For many centuries, beer has been brewed in Germany with water and various grains. There are, of course other inputs, such as energy, various kinds of apparatus needed for production, human labor, etc. More than 500 years ago, princes in various parts of Germany often regulated beer production, such that only specific ingredients were permitted. This was one form of “external regulation” of the beer market, but other kinds of regulation have been known since over 1000 years. (see also Brauordnungen ).
Instead, let’s now imagine a hypothetical entrepreneurial brewer in a hypothetically lawless country. He would do everything by himself, and then sell his finished product from his front porch without any external regulation whatsoever. He starts out selling beer for $1 per pint, and receives many happy customers. He decides to expand the business, and can now produce more beer — and due to economies of scale, he is able to offer the beer now for $0.50 per pint and still make a good profit. Now more people — especially poorer people — drink more beer.
Happy story, but of course the truth is more complex than this fictional scenario. In fact, the beer market is linked to all other markets, too. Note that I said all. I want to emphasize that point, but for now let’s just singl
e out 2 other markets: The market for fresh water, and the market for public restrooms.
As beer production increases, so does the demand for water and also for public restrooms. And the markets for these other inputs are also linked, as are all inputs and outputs — much as the weather patterns are linked to a variety of other factors, down to the flapping of a butterfly’s wing.
What is the difference between internal and external regulation?
The whole notion that regulation might be either “internal” or “external” stems from the feeble intellectual capacity of humans. Since it is too complex to comprehend a world in which everything that happens is related to everything else that happens, humans tend to simplify the description of events. They pretend that events happen in isolation of one another, that they are not interrelated, and they call those things that are beyond their limited focus of attention “externalities”.
For example: Hurricane Katrina was one such “externality” — a natural disaster. Some people maintain that it could have been predicted, but it is nonetheless not considered to be related in any way to the amount of beer produced in Germany or the amount of beer consumed globally. Many Germans helped to alleviate in the disaster relief, but the German support is assumed to not have had any impact on the production or consumption of beer in any way. The invisible hand of free market economies is assumed to work without leaving any such trace whatsoever.

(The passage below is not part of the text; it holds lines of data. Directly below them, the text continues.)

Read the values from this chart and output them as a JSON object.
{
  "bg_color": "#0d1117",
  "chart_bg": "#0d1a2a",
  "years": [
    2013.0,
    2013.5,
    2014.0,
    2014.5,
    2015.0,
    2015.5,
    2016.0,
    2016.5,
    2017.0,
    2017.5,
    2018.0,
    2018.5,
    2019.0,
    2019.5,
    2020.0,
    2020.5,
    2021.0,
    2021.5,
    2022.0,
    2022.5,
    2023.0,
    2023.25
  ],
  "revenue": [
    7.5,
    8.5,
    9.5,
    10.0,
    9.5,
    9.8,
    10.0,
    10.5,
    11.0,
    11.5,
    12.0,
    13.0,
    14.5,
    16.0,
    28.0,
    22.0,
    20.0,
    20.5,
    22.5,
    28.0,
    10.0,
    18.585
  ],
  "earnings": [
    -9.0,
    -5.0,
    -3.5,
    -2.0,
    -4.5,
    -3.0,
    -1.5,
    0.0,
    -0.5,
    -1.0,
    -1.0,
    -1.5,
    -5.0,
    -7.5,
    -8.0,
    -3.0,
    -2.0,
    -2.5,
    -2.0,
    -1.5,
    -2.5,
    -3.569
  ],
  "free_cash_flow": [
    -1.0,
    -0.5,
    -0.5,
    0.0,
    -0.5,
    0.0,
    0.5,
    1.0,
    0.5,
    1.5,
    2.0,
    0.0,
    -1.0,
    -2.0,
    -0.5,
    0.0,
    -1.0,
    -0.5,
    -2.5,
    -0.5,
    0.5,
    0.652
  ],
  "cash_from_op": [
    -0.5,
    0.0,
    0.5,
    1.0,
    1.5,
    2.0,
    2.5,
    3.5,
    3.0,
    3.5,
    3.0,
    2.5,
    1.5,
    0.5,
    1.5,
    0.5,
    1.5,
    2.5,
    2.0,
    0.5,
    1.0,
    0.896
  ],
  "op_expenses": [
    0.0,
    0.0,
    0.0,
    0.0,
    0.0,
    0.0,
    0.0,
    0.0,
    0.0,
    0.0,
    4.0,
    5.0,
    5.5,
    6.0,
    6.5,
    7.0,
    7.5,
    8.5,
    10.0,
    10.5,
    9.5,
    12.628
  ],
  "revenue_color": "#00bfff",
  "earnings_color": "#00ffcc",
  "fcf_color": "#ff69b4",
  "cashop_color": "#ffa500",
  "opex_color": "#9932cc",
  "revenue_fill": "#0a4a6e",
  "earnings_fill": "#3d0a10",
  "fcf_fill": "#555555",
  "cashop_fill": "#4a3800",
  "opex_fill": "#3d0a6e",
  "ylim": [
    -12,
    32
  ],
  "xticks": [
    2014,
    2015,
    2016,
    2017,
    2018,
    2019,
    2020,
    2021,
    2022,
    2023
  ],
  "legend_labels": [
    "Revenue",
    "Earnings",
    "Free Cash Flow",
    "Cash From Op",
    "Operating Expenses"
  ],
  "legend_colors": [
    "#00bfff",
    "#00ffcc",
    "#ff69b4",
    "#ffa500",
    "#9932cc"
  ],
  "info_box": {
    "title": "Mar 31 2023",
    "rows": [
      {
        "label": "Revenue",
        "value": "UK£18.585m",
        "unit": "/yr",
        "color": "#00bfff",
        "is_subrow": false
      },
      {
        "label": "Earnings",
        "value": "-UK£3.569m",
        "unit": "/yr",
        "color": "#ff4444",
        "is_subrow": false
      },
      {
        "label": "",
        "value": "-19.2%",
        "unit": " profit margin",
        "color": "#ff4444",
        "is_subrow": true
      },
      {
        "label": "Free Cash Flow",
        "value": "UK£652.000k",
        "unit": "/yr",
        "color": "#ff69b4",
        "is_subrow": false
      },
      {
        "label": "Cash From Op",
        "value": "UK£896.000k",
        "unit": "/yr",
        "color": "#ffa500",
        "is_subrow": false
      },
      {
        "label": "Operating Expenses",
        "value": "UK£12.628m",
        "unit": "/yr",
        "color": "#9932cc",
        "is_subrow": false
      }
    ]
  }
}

This is, of course, nonsense
We have simply gotten the fundamental economic theory wrong.
The truth is: There are no externalities. The entrepreneur who feels that there are any externalities is either innocent or ignorant (or perhaps just plain stupid — and certainly not rational).
Where do we go from here?
My hunch is that the focus of attention related to regulation ought to be on scale. It is unreasonble to devise rules that apply globally, being equally applied in all situations. For example, if there were a rule that all people should eat the same food, many people would probably suffer from allergic reactions.
On the other hand, if there are 9 million bicycles in Beijing, then if a bicyclist goes to a bike repair shop to fix a wheel or to renew the brakes, then it makes sense for the repair shop to stock a wide variety of parts — enough such that almost any bicycle could be repaired quickly and easily, and at a cost such that the cyclist will be able to afford the repairs. At the same time, perhaps bicycles in Beijing need to be different than bicycles in Amsterdam or Tokyo, or perhaps different in China than in the United States or in Nigeria.
Each product or service, each input or output, will have an appropriate scale of regulation – just as the tolerances of standardization vary, so will their scopes. As technical complexity increases, so does the complexity of regulation — whereas some aspects of regulation may very localized, other aspects may be very far-reaching.
During the industrial revolution, it was not readily apparent to what degree industries were interrelated. Today, ignoring these relationships is foolhardy. It is time for everyone to give up on the bogus distinction between internal and external regulation.